Ces regroupements de populations ont-ils favorisé les épidémies ?
Les maladies ont toujours existé, on en a la preuve grâce aux traces sur les squelettes. Elles étaient présentes chez les chasseurs-cueilleurs, au temps du paléolithique. Mais ils vivaient dans des groupes nomades de 20-30 personnes, sur une planète peuplée de un à deux millions de personnes. Donc les risques de contagions étaient faibles. Or, à partir du moment où l’être humain se confine dans des villages où il vit en promiscuité avec des animaux domestiques qui peuvent être vecteurs de zoonoses – des maladies transmissibles de l’animal à l’homme –, les épidémies se développent. Sans compter les maladies transmises par les animaux commensaux, comme les rats ou les pigeons. La première épidémie dont nous avons une trace remonte au Ve siècle avant Jésus-Christ. Puis, le développement de centres urbains est allé de pair avec celui des échanges commerciaux. C’est comme ça qu’un navire rempli d’étoffes infestées du bacille de la peste a accosté en 1720 à Marseille, où la maladie a ensuite décimé la moitié de la population, malgré un confinement sévère de la région.

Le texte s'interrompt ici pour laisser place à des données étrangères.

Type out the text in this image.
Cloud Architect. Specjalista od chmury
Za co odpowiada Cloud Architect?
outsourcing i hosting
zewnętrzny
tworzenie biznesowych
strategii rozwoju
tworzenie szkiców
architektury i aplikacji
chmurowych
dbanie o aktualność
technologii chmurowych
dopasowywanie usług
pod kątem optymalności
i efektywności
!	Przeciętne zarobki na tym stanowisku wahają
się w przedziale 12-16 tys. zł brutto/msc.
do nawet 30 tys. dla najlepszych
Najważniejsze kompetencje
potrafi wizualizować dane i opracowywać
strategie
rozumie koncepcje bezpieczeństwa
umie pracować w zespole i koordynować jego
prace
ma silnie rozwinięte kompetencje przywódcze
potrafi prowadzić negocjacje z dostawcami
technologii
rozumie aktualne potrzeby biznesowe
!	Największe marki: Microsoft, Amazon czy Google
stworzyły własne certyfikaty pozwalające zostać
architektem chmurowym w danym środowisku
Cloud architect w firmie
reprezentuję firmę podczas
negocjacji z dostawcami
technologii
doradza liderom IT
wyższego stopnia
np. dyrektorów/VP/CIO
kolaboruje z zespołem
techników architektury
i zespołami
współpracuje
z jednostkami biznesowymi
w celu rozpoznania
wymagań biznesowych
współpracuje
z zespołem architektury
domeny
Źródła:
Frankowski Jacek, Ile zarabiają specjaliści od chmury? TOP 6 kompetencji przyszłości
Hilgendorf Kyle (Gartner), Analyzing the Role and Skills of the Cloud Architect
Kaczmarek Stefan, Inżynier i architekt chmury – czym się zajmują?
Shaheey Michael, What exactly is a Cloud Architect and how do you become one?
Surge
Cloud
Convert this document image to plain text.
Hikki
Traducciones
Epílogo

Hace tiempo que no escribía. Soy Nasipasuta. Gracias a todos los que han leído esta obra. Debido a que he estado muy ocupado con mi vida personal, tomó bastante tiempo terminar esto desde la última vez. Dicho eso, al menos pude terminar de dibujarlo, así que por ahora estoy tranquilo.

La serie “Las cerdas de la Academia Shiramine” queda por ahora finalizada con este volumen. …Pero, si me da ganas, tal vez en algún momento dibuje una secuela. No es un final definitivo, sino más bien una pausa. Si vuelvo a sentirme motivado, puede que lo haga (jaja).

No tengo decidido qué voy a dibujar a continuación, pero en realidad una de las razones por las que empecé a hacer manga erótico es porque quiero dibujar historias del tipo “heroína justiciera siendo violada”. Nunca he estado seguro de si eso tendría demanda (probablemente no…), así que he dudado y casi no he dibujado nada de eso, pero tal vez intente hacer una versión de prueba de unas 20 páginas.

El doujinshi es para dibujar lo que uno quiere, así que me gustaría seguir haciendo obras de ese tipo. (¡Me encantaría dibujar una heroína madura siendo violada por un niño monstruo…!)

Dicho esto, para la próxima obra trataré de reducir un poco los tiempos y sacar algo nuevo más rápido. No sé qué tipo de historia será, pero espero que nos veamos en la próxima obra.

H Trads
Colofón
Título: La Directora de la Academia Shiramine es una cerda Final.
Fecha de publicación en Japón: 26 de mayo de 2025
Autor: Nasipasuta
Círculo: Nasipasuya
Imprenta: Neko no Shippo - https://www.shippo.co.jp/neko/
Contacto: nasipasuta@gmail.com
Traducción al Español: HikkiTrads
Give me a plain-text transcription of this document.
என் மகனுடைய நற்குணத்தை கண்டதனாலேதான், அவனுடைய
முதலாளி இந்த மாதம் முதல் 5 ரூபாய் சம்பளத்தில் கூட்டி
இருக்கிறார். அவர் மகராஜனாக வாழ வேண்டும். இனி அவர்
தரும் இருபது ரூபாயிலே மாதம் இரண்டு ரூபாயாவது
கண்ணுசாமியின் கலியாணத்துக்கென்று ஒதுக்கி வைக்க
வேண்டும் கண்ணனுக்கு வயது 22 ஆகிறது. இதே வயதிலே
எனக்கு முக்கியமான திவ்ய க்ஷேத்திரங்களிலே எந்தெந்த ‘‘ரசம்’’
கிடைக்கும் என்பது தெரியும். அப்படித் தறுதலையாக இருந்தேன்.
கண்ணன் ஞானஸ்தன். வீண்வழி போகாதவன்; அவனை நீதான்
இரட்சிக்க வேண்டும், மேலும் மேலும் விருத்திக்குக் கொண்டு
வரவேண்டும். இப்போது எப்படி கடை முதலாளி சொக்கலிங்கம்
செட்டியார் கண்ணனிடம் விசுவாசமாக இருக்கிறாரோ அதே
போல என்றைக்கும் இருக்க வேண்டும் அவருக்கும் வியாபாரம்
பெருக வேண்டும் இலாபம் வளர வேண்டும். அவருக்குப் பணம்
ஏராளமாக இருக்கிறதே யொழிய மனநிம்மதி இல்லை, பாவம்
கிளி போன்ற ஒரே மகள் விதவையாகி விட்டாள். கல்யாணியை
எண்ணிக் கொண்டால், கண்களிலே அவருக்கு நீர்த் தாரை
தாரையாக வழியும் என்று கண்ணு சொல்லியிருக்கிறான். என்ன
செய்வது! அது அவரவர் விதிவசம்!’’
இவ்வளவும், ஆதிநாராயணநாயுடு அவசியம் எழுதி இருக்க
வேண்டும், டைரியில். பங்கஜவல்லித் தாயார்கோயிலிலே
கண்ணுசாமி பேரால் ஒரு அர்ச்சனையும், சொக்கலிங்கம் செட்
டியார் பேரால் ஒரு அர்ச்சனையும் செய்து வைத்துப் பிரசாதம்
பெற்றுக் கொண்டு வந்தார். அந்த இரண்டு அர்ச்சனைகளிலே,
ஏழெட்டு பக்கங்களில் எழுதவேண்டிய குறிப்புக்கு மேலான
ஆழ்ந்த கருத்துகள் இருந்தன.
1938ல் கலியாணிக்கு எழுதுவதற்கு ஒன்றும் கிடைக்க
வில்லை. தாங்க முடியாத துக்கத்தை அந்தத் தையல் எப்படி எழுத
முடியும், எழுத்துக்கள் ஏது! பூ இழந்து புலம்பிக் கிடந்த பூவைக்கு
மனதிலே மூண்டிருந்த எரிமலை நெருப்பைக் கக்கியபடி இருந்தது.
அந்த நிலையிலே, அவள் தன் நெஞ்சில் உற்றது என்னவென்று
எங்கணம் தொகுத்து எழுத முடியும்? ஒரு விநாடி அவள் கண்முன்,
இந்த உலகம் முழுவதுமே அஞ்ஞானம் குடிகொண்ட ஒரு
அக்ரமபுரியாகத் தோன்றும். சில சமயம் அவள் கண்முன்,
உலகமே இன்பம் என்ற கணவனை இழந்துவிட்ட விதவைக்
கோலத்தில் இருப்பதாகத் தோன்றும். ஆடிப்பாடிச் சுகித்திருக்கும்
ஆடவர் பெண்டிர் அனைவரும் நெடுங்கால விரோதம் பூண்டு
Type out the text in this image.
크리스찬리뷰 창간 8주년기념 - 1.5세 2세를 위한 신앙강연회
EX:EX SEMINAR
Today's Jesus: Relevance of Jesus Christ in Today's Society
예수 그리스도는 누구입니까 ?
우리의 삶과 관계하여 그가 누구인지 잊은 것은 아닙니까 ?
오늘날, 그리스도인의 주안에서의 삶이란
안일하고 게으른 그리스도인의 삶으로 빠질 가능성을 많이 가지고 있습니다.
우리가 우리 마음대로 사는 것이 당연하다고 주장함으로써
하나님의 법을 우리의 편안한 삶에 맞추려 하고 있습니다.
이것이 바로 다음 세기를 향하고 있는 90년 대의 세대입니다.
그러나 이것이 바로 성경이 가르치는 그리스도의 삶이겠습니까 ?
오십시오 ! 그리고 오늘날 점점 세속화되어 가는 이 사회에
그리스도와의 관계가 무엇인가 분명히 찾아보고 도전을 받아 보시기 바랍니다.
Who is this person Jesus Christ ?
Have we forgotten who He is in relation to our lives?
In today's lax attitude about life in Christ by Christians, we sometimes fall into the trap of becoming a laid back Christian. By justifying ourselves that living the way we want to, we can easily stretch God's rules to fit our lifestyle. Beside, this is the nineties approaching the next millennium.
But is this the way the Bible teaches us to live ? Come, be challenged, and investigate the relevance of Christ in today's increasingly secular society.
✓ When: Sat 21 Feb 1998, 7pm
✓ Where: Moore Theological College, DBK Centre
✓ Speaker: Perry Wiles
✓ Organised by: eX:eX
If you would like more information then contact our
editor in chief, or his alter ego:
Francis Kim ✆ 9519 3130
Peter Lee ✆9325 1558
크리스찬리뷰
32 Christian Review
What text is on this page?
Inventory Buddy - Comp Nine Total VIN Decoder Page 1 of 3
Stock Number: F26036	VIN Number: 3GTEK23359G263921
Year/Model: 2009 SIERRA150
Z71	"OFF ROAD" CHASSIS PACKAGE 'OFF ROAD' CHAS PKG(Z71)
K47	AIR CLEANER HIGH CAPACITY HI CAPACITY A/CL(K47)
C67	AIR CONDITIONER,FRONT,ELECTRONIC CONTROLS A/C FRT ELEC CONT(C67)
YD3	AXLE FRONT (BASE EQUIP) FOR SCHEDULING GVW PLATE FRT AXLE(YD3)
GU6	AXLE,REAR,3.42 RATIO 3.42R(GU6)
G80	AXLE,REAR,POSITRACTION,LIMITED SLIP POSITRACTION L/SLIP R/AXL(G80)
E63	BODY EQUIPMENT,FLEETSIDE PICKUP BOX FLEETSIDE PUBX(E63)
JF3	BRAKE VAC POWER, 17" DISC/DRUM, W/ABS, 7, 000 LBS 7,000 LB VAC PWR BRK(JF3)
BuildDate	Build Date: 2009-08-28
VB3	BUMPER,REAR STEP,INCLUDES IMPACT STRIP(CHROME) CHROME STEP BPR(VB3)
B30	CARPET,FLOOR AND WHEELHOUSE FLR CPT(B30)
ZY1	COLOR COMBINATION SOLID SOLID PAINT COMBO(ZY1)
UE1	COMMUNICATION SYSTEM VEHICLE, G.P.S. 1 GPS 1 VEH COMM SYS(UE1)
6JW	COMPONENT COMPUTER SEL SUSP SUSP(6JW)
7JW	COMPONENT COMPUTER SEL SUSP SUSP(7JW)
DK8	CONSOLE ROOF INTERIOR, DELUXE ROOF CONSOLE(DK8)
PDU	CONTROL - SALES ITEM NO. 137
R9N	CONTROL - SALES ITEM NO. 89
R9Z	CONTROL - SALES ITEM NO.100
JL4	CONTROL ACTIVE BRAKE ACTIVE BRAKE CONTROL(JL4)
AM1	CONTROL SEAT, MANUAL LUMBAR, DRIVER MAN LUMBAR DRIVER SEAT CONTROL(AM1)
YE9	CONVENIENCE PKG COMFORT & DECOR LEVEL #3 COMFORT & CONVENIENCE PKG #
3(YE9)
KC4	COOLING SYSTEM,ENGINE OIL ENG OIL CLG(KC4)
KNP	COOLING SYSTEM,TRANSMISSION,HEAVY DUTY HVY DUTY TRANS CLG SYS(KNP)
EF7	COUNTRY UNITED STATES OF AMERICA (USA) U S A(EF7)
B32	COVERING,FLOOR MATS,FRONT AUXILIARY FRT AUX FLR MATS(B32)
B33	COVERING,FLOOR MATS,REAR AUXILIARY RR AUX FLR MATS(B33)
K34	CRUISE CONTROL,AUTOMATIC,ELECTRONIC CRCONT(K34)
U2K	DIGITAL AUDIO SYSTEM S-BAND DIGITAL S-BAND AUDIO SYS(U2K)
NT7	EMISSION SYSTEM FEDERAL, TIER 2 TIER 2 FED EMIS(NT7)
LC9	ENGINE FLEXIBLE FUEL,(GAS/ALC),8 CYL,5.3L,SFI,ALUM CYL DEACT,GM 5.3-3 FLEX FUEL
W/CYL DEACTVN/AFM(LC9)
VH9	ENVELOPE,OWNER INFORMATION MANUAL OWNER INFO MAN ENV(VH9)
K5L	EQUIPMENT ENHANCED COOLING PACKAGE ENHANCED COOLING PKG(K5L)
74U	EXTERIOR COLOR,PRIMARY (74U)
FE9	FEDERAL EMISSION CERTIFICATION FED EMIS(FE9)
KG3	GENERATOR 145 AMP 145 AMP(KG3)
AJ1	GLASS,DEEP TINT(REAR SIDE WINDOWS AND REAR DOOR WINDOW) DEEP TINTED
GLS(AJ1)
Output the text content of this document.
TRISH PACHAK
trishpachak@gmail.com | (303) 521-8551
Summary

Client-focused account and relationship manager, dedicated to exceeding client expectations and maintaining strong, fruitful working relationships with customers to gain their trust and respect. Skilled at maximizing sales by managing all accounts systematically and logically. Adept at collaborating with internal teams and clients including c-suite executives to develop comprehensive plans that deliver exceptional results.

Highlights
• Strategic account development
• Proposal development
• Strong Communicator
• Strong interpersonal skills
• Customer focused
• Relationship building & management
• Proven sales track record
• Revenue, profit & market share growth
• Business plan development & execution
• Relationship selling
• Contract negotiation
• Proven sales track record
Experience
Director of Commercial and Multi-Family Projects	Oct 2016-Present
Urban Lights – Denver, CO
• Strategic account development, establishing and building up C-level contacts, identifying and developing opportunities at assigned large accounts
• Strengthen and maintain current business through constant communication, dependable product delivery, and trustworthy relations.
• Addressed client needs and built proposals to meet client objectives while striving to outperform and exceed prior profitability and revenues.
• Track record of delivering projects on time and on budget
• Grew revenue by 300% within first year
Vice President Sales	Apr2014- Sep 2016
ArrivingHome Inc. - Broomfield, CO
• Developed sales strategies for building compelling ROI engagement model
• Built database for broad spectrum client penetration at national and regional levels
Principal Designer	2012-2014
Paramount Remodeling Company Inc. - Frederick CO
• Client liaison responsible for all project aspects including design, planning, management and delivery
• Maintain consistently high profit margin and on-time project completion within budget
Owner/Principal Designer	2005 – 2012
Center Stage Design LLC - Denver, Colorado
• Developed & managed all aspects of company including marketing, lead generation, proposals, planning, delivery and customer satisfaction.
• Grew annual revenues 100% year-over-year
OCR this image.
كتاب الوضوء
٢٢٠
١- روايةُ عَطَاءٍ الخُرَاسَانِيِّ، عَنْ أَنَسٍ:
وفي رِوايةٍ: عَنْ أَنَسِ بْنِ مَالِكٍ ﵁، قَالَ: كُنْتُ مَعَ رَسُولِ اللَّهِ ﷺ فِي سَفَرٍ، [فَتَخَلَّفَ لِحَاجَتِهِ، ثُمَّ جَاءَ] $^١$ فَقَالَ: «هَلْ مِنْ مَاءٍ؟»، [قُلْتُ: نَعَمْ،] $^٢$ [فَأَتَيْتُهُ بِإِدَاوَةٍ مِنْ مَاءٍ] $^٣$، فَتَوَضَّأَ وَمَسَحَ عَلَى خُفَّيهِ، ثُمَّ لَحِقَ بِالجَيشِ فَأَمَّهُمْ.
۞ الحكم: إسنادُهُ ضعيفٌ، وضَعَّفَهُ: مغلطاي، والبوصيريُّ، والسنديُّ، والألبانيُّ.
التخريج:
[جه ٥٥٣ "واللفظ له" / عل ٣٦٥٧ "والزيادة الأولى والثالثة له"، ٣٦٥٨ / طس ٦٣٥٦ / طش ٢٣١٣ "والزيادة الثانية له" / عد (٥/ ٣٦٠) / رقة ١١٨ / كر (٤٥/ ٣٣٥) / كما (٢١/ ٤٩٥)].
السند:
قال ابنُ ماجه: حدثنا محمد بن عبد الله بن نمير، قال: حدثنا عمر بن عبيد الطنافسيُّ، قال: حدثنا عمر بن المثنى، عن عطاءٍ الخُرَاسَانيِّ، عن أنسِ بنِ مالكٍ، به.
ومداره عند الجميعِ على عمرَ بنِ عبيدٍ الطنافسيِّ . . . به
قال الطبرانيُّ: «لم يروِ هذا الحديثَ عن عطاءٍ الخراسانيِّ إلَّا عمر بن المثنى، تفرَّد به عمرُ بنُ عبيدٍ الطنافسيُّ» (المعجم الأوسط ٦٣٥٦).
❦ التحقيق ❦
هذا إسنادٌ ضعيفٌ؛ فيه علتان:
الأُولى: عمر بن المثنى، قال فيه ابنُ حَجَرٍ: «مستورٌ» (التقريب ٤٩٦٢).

Existe-t-il encore des sociétés non confinées ?
Les éleveurs de rennes dans le Grand Nord, les Touaregs ou assimilés dans la basse région du Sahara, les nomades dans les steppes mongoles…
Mais ce sont dans des régions où l’agriculture est beaucoup plus difficile. Les chasseurs-cueilleurs, il n’y en a pratiquement plus. Un petit peu les Bochimans du désert de Kalahari, en Afrique du Sud. Mais, maintenant, ce sont quasiment des curiosités touristiques. Il y a aussi la fameuse île indienne d’Andaman-et-Nicobar, où il y a encore quelques chasseurs-cueilleurs qui reçoivent ceux qui y débarquent par des flèches.
Nos sociétés sont confinées sans vraiment le savoir…
Le tourisme, a priori, s’oppose à ce confinement progressif. Mais, avec la réalité virtuelle qui se perfectionne, il est évident qu’on pourra, à l’avenir, voyager depuis son fauteuil en ayant une perception complète des volumes, des odeurs... De même, dans les salles de sport, vous êtes dans une pièce où vous faites du vélo, de l’escalade, du rameur, vous pouvez même faire ça chez vous, si vous avez un peu de place. Dans le domaine des services, le télétravail se développe et ça coûte moins cher à tout le monde. Ce qui est rassurant, quand même, c’est que, souvent, rien ne vaut le contact humain pour un certain nombre d’activités professionnelles.
« La première épidémie remonte au ve siècle avant Jésus-Christ. »
« A l’avenir, on pourra voyager depuis son fauteuil. »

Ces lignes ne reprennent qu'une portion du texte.